Media
BBC suspends all competitions
Published Wednesday, Jul 18 2007, 15:03 BST | By James Welsh

Mark Thompson, the corporation's director general, delivered a report to the BBC Trust today after an audit of output since January 2005 uncovered "further serious breaches of editorial standards" in BBC programming.
The breaches uncovered by the audit and reported to the Trust were: Comic Relief - in March, where a member of the production team posed as a caller in an on-air competition; TMi - in September 2006, a member of the production team again posed as a winning caller; Sport Relief - in July 2006, a contingency plan was put into effect in which a production team member posed as a caller; further, the competition would have been impossible to run as it was described on air; Children in Need - in November 2005, the name of a fictitious winner was read out on air; The Liz Kershaw Show - multiple times in 2005 and 2006, a competition was presented as-live on a pre-recorded show; White Label - a winner was announced on the World Service despite no winning entries actually having been submitted.
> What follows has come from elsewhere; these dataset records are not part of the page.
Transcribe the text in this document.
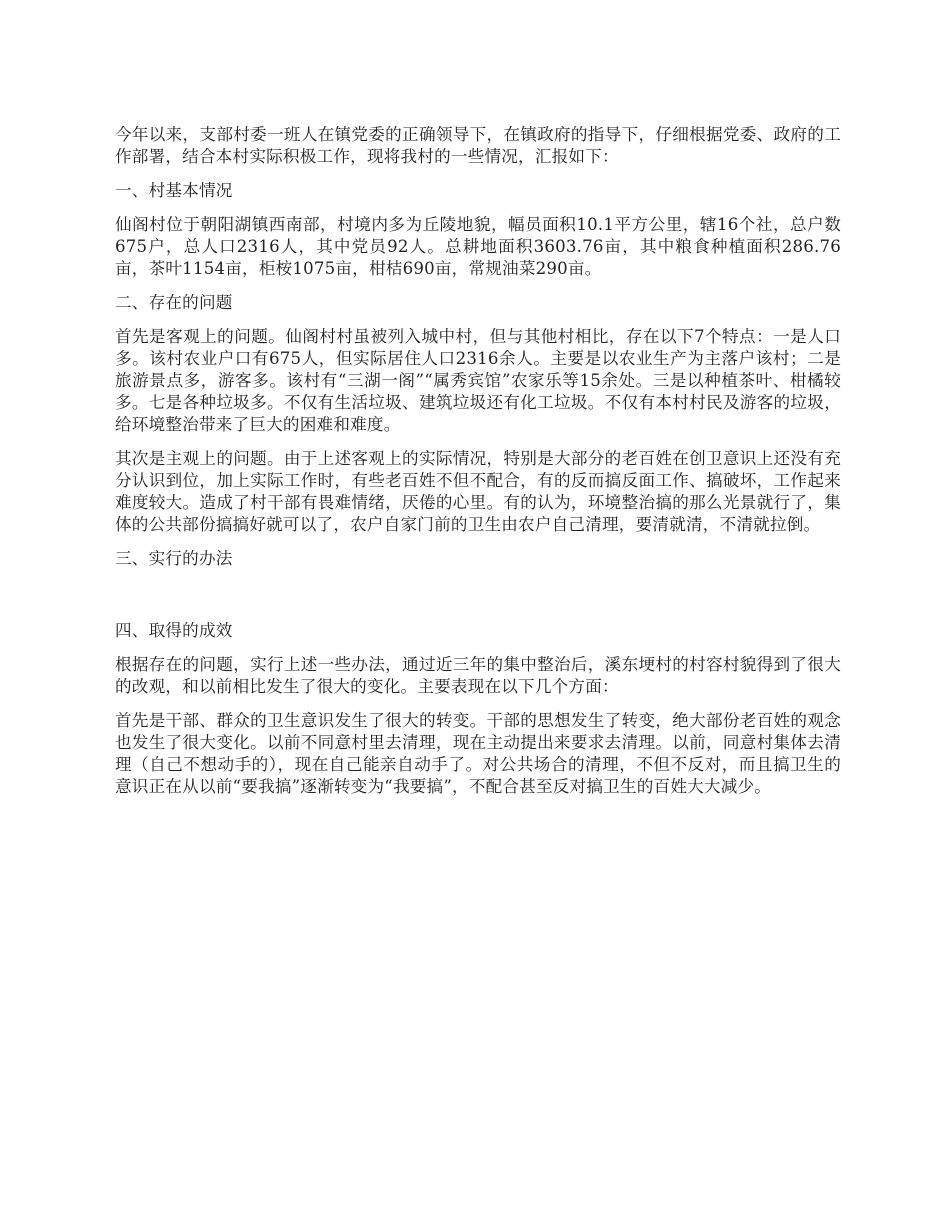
今年以来，支部村委一班人在镇党委的正确领导下，在镇政府的指导下，仔细根据党委、政府的工作部署，结合本村实际积极工作，现将我村的一些情况，汇报如下：

一、村基本情况

仙阁村位于朝阳湖镇西南部，村境内多为丘陵地貌，幅员面积10.1平方公里，辖16个社，总户数675户，总人口2316人，其中党员92人。总耕地面积3603.76亩，其中粮食种植面积286.76亩，茶叶1154亩，柜桉1075亩，柑桔690亩，常规油菜290亩。

二、存在的问题

首先是客观上的问题。仙阁村村虽被列入城中村，但与其他村相比，存在以下7个特点：一是人口多。该村农业户口有675人，但实际居住人口2316余人。主要是以农业生产为主落户该村；二是旅游景点多，游客多。该村有“三湖一阁”“属秀宾馆”农家乐等15余处。三是以种植茶叶、柑橘较多。七是各种垃圾多。不仅有生活垃圾、建筑垃圾还有化工垃圾。不仅有本村村民及游客的垃圾，给环境整治带来了巨大的困难和难度。

其次是主观上的问题。由于上述客观上的实际情况，特别是大部分的老百姓在创卫意识上还没有充分认识到位，加上实际工作时，有些老百姓不但不配合，有的反而搞反面工作、搞破坏，工作起来难度较大。造成了村干部有畏难情绪，厌倦的心里。有的认为，环境整治搞的那么光景就行了，集体的公共部份搞搞好就可以了，农户自家门前的卫生由农户自己清理，要清就清，不清就拉倒。

三、实行的办法

四、取得的成效

根据存在的问题，实行上述一些办法，通过近三年的集中整治后，溪东埂村的村容村貌得到了很大的改观，和以前相比发生了很大的变化。主要表现在以下几个方面：

首先是干部、群众的卫生意识发生了很大的转变。干部的思想发生了转变，绝大部份老百姓的观念也发生了很大变化。以前不同意村里去清理，现在主动提出来要求去清理。以前，同意村集体去清理（自己不想动手的），现在自己能亲自动手了。对公共场合的清理，不但不反对，而且搞卫生的意识正在从以前“要我搞”逐渐转变为“我要搞”，不配合甚至反对搞卫生的百姓大大减少。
The incidents were reported to the Trust in addition to the previous high-profile Blue Peter phone-in scandal and a recent incident in which a misleadingly-edited cut of an RDF-produced documentary about Her Majesty The Queen was shown to journalists by BBC One controller Peter Fincham.
The Trust said it was "deeply concerned that significant failures of control and compliance within the BBC" had "compromised the BBC's values of accuracy and honesty."
"We are not ready to draw a line under the editorial failures reported to us today," the Trust added.
In a statement, Thompson said: "Nothing matters more than trust and fair dealing with our audiences. The vast majority of the 400,000 hours of BBC output each year, on television, radio and online, is accurate, fair and complies with our stringent editorial standards."
Thompson also made a broadcast to BBC staff today in which he said: "Our values and our editorial guidelines must take precedence over everything else. There is no excuse for deception. I know the idea of deceiving the public would simply never occur to most people in the BBC. We have to regard deception as a very grave breach of discipline which will normally lead to dismissal. If you have a choice between deception and a programme going off air, let the programme go. It is far better to accept a production problem and make a clean breast to the public than to deceive."